Mais revenons au recueil italien, et en particulier à l’étude de M. Malamani sur la Rosalba. Publiée, nous dit le titre, « pour l’inauguration des nouvelles salles de portraits d’artistes au Musée des Offices, » cette étude a été écrite surtout à l’aide d’une foule de documens inédits, récemment acquis par la bibliothèque laurentienne de Florence, et provenant de la célèbre collection de Lord Asburnham. La Rosalba, comme l’on sait, n’était point mariée : après sa mort, ses papiers étaient tombés aux mains d’un chanoine de Chioggia, D. Giovanni Vianelli, qui, n’ayant pas le loisir de les compulser tous, s’était borné à en extraire, pour les publier séparément, les pages du Journal de l’artiste vénitienne relatives à son séjour à Paris en 1720 ; tout au plus y avait-il joint quelques lettres se rapportant à ce même séjour, des lettres écrites pour la plupart en français, et publiées par lui dans une traduction italienne assez fantaisiste. Plus tard, les papiers de la Rosalba s’étaient dispersés ; mais un paquet de cent cinquante lettres était venu, on ne sait comment, en possession du fameux Libri, qui l’avait vendu à Lord Asburnham en compagnie d’autres documens précieux, dérobés par lui dans les bibliothèques. Dans ce paquet se trouvaient, notamment, les lettres françaises traduites jadis en italien par le chanoine Vianelli, et retraduites en français par Alfred Sensier, qui nous a donné en 1865 une traduction du Journal de Rosalba Carriera pendant son séjour à Paris : mais à côté de ces lettres, déjà connues, le paquet en contenait d’autres plus intéressantes encore, antérieures et postérieures au voyage en France de la Rosalba : et c’est de ces lettres, — sorties enfin de la cachette où les tenait l’excentrique lord, complice et recéleur des vols de Libri, — que M. Malamani a pu tirer les élémens principaux d’une biographie complète et détaillée de la femme la mieux douée, peut-être, et à coup sûr la plus illustre entre toutes celles qui se sont livrées à la pratique des arts.

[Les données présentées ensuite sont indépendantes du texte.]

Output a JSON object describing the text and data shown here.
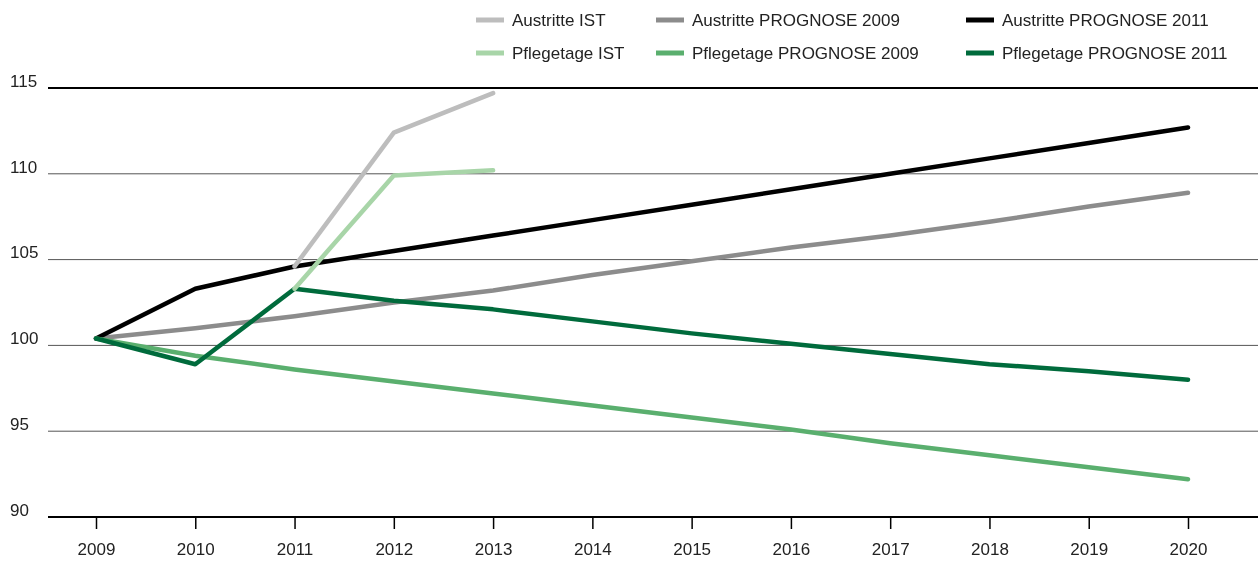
{
  "chart_data": {
    "type": "line",
    "categories": [
      "2009",
      "2010",
      "2011",
      "2012",
      "2013",
      "2014",
      "2015",
      "2016",
      "2017",
      "2018",
      "2019",
      "2020"
    ],
    "ylim": [
      90,
      115
    ],
    "yticks": [
      90,
      95,
      100,
      105,
      110,
      115
    ],
    "grid": "y",
    "legend": "top right",
    "marker": "none",
    "line_style": "solid",
    "series": [
      {
        "name": "Austritte PROGNOSE 2009",
        "color": "#8c8c8c",
        "values": [
          100.4,
          101.0,
          101.7,
          102.5,
          103.2,
          104.1,
          104.9,
          105.7,
          106.4,
          107.2,
          108.1,
          108.9
        ]
      },
      {
        "name": "Austritte PROGNOSE 2011",
        "color": "#000000",
        "values": [
          100.4,
          103.3,
          104.6,
          105.5,
          106.4,
          107.3,
          108.2,
          109.1,
          110.0,
          110.9,
          111.8,
          112.7
        ]
      },
      {
        "name": "Pflegetage PROGNOSE 2009",
        "color": "#5aaf6e",
        "values": [
          100.4,
          99.4,
          98.6,
          97.9,
          97.2,
          96.5,
          95.8,
          95.1,
          94.3,
          93.6,
          92.9,
          92.2
        ]
      },
      {
        "name": "Pflegetage PROGNOSE 2011",
        "color": "#006b3c",
        "values": [
          100.4,
          98.9,
          103.3,
          102.6,
          102.1,
          101.4,
          100.7,
          100.1,
          99.5,
          98.9,
          98.5,
          98.0
        ]
      },
      {
        "name": "Austritte IST",
        "color": "#bdbdbd",
        "values": [
          null,
          null,
          104.6,
          112.4,
          114.7,
          null,
          null,
          null,
          null,
          null,
          null,
          null
        ]
      },
      {
        "name": "Pflegetage IST",
        "color": "#a8d5a8",
        "values": [
          null,
          null,
          103.3,
          109.9,
          110.2,
          null,
          null,
          null,
          null,
          null,
          null,
          null
        ]
      }
    ]
  }
}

La gloire de la Rosalba a aujourd’hui bien pâli. Au Louvre, c’est à peine si le visiteur s’arrête un moment devant ses quatre pastels, insensible même à l’intérêt historique de ces œuvres qui, directement inspirées des maîtres de la Renaissance italienne, ont ensuite servi de modèles à La Tour et à Perroneau. On n’a plus désormais, pour les admirer, les motifs qu’avaient autrefois les Rigaud, les Coypel et les Watteau, à qui ces œuvres apparaissaient comme les parfaits exemples d’un art nouveau, infiniment élégant et joli dans sa simplicité[1]. Mais, en dehors même de toute considération historique, il y a dans ces pastels une délicate et légère poésie qui suffit à leur assurer un attrait immortel. La Tour, Perroneau, Liotard, pour ne point parler de Siméon Chardin, ces pastellistes admirables ont poussé bien plus loin que la Rosalba la maîtrise du métier et l’expression vivante : mais vainement on chercherait chez eux la fantaisie qui anime les figures de l’artiste vénitienne, se détachant sur les tons gris des fonds comme de pâles fantômes étranges et charmans. Et, si l’on ne s’était aussi souvent moqué du collectionneur Mariette, qui déclarait les figures de la Rosalba « incorrectes comme celles du Corrège, » mais aimables comme elles, je serais tenté de trouver qu’il avait raison : sans compter que, jusque dans l’imitation du Corrège, cette femme a toujours su garder les grâces de son sexe, et que son art est le plus féminin qu’il y ait eu jamais.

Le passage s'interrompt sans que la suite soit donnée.